Information Courtesy of Western RV

Get ready for another great camping season by de-winterizing your RV. Here are seven essential steps to getting ready for the road.


Winter weather can wreak havoc on rubber, plastic and caulking compounds so inspect seams and seals for leaks.


Batteries can discharge up to 10% a month when in storage unless you check and recharge them. Check that the water level in the battery covers the plates. Then fully charge the batteries. Top up the battery with distilled water. If the batteries were removed for storage reinstall them and making sure they are connected properly.

Caution: If you are not comfortable working on or around batteries, have the maintenance done by an authorized RV repair facility.


Remove RV antifreeze by running potable water through the fresh water holding tank. Then, turn on the water pump and all faucets. Remember to include the outside shower, toilet, icemaker and water heater. Once the water runs clear all antifreeze is out of the system. Now change the water heater bypass and reinstall or replace water filter cartridges. The antifreeze is now in the gray and black water tanks. Empty these tanks at a dumping station.



Propane gas systems should have a leak test and gas pressure test performed annually by an authorized RV repair facility.
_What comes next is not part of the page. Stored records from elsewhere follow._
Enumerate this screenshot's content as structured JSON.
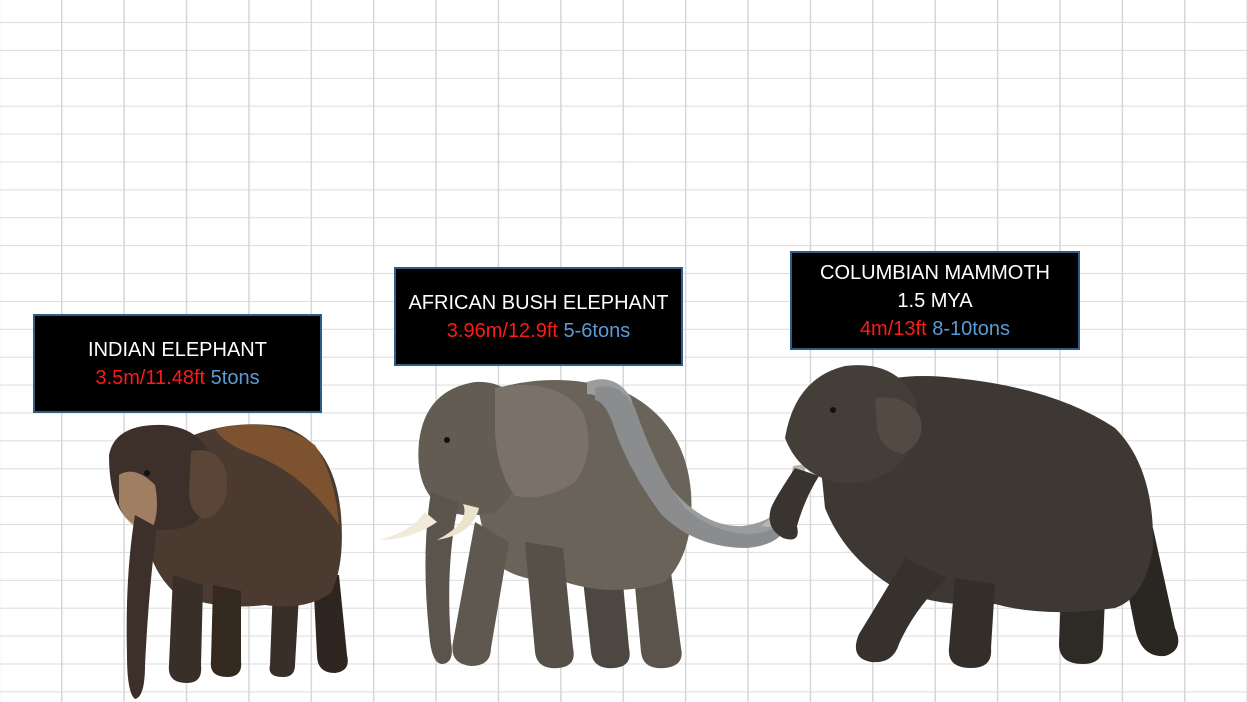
{
  "colors": {
    "box_background": "#000000",
    "box_border": "#2f5d8a",
    "title_text": "#ffffff",
    "height_text": "#ff1a1a",
    "weight_text": "#5b9bd5",
    "grid": "#d7d7d7"
  },
  "animals": [
    {
      "name": "INDIAN ELEPHANT",
      "era": "",
      "height": "3.5m/11.48ft",
      "weight": "5tons",
      "illustration": "indian-elephant"
    },
    {
      "name": "AFRICAN BUSH ELEPHANT",
      "era": "",
      "height": "3.96m/12.9ft",
      "weight": "5-6tons",
      "illustration": "african-bush-elephant"
    },
    {
      "name": "COLUMBIAN MAMMOTH",
      "era": "1.5 MYA",
      "height": "4m/13ft",
      "weight": "8-10tons",
      "illustration": "columbian-mammoth"
    }
  ]
}
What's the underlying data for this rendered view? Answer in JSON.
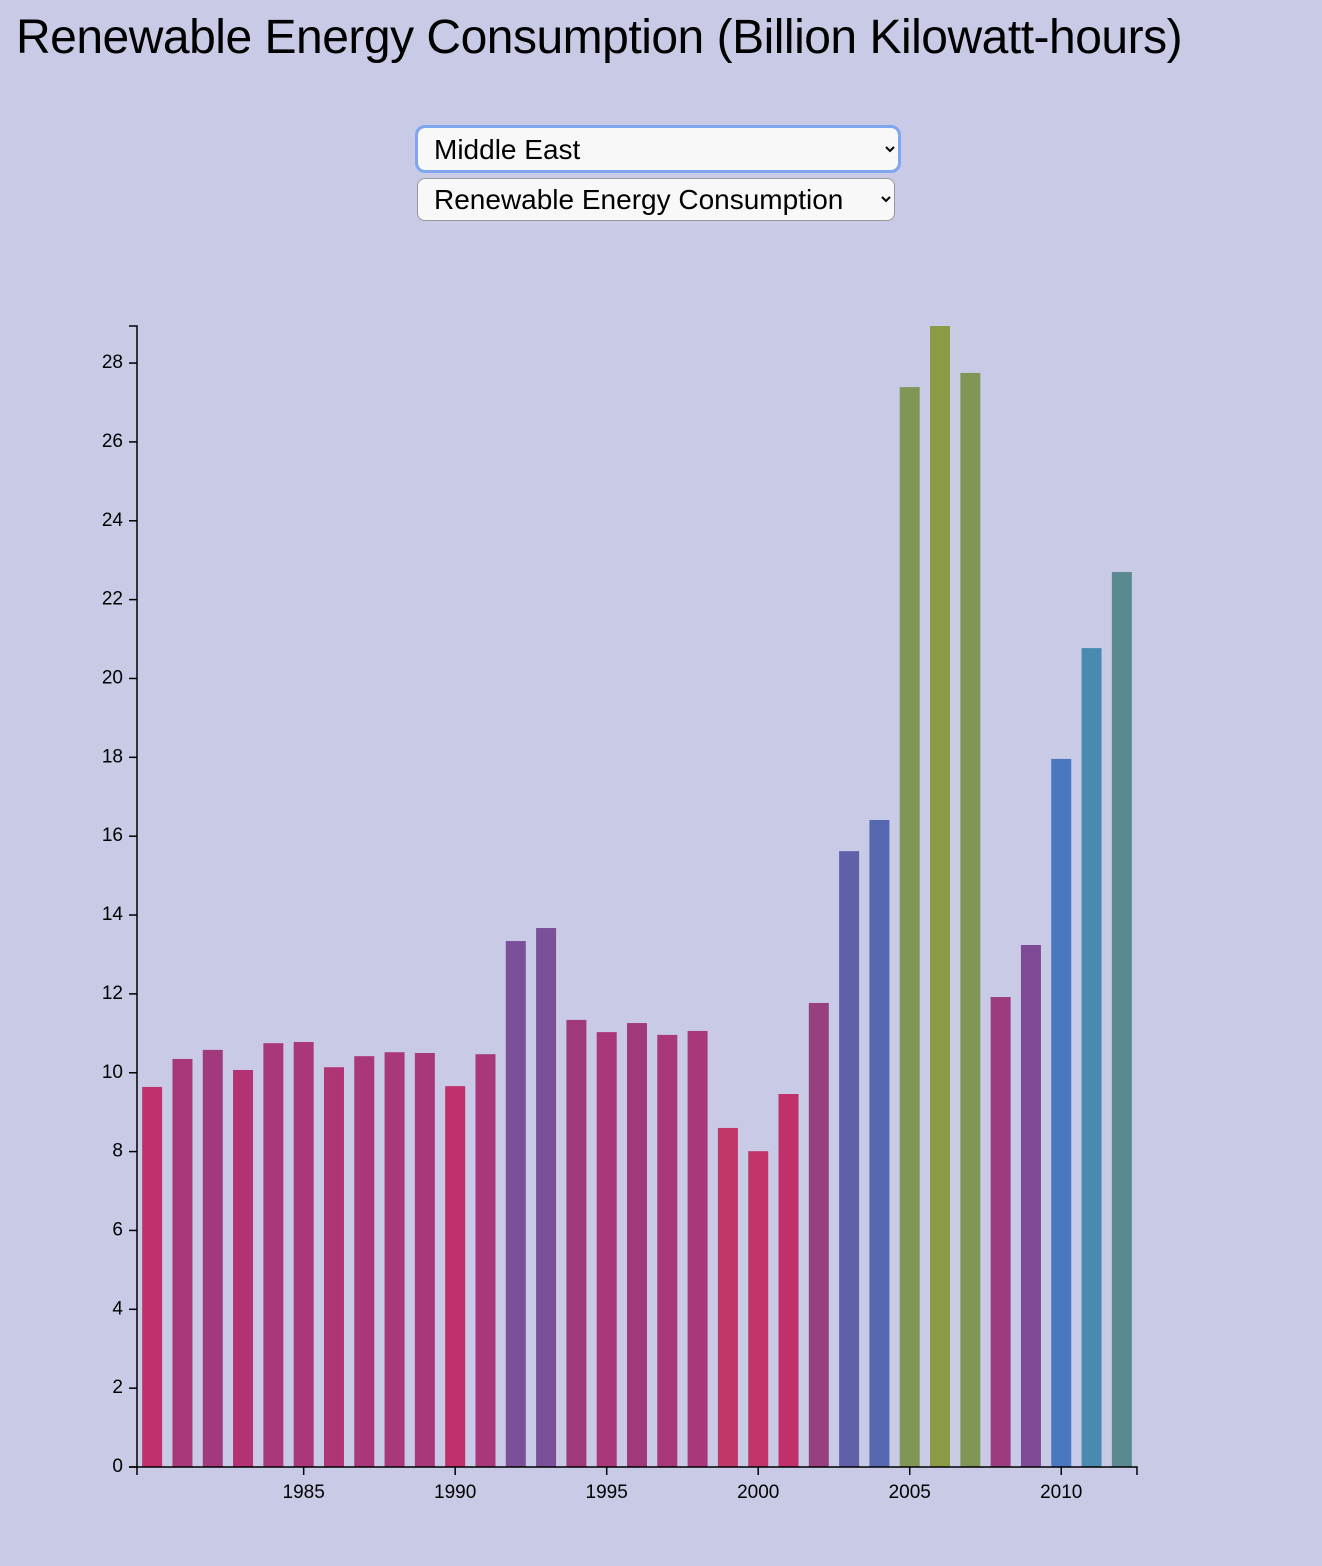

Once these tests are done, you can check gas appliances by opening the propane tank valves and starting appliances. Make sure the water heater tank is full of water before testing. If a gas appliance is not operating properly, have it inspected by an authorized RV service facility.

After the gas appliances are checked, plug the RV into an electrical outlet and test all 120-volt appliances and accessories for proper operation. Make sure you have an adequate electrical source (30-50 amps depending on your unit) before testing items like the microwave and air conditioner(s).


Just like the charge lost by stored batteries, tires lose a percentage of air pressure while sitting. Your tires can lose 2-3 psi a month while in storage. Check the tire pressure using a tire inflation gauge and adjust the inflation pressure to the manufacturer’s recommendation.
Note: Tire manufacturers publish load and inflation tables for proper inflation pressure.


If you have a motorized RV, check all vehicle fluid levels. Consult your owner’s manual for proper levels. If a fluid level is low, try to determine why and correct the problem. Start the engine and check for proper readings on all gauges.
If you have an onboard generator, check the oil level and service the generator according to the owner’s manual. Inspect the generator exhaust system for any damage prior to starting. Never run a generator with a damaged exhaust system. If you didn’t use a fuel stabilizer in the fuel system and the generator won’t start, or it continues to surge after starting, have it checked out and repaired by an authorized RV service facility.


Re-install or replace dry-cell batteries or fuses removed from safety devices like the carbon monoxide detector, propane leak detector and smoke alarm. Test the operation of safety systems. Inspect all fire extinguishers to make sure they are serviceable and fully charged. Recharge or replace fire extinguishers as required.